What is there to say about Mr. Bungle that has not already been said? Mike Patton’s pet project is a bonkers, eclectic, musical maelstrom of invention and fury that can – depending on their leader’s mood – either be a carnival rock extravaganza or collapse into weird-for-weird-sake chaos. Sometimes the balance of any given release can seesaw precariously between both poles – leaving the listener holding their heads in abject confusion, wondering where the hell to begin.
Often – half the fun of a Mr. Bungle release is negotiating the vast swings in mood, genre and creative release – the other half is a deep-seeded frustration that no album or release is designed to be an easy, challenge free listen. However, every single thing that the band has released has been full to the brim with invention, chaotic energy that is seeped through the songs to its very core, and absolutely designed to attack the soft fleshy bits of your jugular without mercy.
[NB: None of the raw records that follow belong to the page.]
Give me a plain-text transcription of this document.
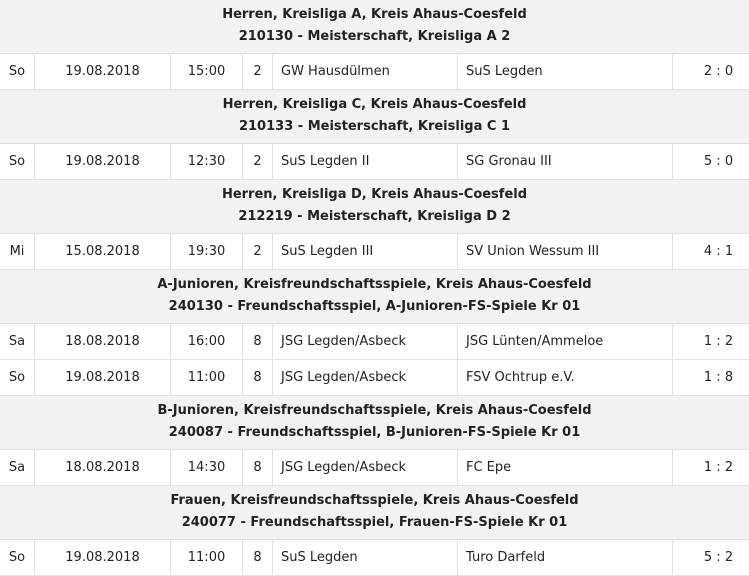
Herren, Kreisliga A, Kreis Ahaus-Coesfeld
210130 - Meisterschaft, Kreisliga A 2
So	19.08.2018	15:00	2	GW Hausdülmen	SuS Legden	2 : 0
Herren, Kreisliga C, Kreis Ahaus-Coesfeld
210133 - Meisterschaft, Kreisliga C 1
So	19.08.2018	12:30	2	SuS Legden II	SG Gronau III	5 : 0
Herren, Kreisliga D, Kreis Ahaus-Coesfeld
212219 - Meisterschaft, Kreisliga D 2
Mi	15.08.2018	19:30	2	SuS Legden III	SV Union Wessum III	4 : 1
A-Junioren, Kreisfreundschaftsspiele, Kreis Ahaus-Coesfeld
240130 - Freundschaftsspiel, A-Junioren-FS-Spiele Kr 01
Sa	18.08.2018	16:00	8	JSG Legden/Asbeck	JSG Lünten/Ammeloe	1 : 2
So	19.08.2018	11:00	8	JSG Legden/Asbeck	FSV Ochtrup e.V.	1 : 8
B-Junioren, Kreisfreundschaftsspiele, Kreis Ahaus-Coesfeld
240087 - Freundschaftsspiel, B-Junioren-FS-Spiele Kr 01
Sa	18.08.2018	14:30	8	JSG Legden/Asbeck	FC Epe	1 : 2
Frauen, Kreisfreundschaftsspiele, Kreis Ahaus-Coesfeld
240077 - Freundschaftsspiel, Frauen-FS-Spiele Kr 01
So	19.08.2018	11:00	8	SuS Legden	Turo Darfeld	5 : 2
The Raging Wrath of The Easter Bunny Demo is absolutely no exception. With blast beat drums being growled over by Patton’s trademarked vocal exuberance, the entire album is a ferocious creative tour-de-force that allows every member to showcase their ridiculous talents and dips its toe into genres as varied as thrash, hair metal and – occasionally – death metal. It lurches with such wanton abandon that you are left dizzy and reeling by track three – “Raping Your Mind” – that the band still has such energetic fervour to serve up in spades after so many years.
Mr.Bungle do not care if you like them. They have no fucks to give if you think they are good or not. They are a rare beast that exists to entertain themselves first and foremost and if others dig it then all the better. This album is a harking back to the mid-Eighties thrash gutters of LA and San Francisco, swerving between early Slayer-like riffage and Metallica’s impeccable sense of melody and harmony. Patton, as ever, is on haunting form and the entire album is delivered like a mugger kicking you square in the nuts. Taking no prisoners, no one left alive, just a full-scale riot in a plush fun house where everyone is a victim and the band laugh about the damage that they caused all the way to the pub.
Prepare to headbang. Prepare the mosh. The eighties never ended y’all. Mr. Bungle just reinvigorated the thrash scene and have brought a dying genre back from the brink of extinction… and they did it without ever breaking a sweat. God, you just love to see it.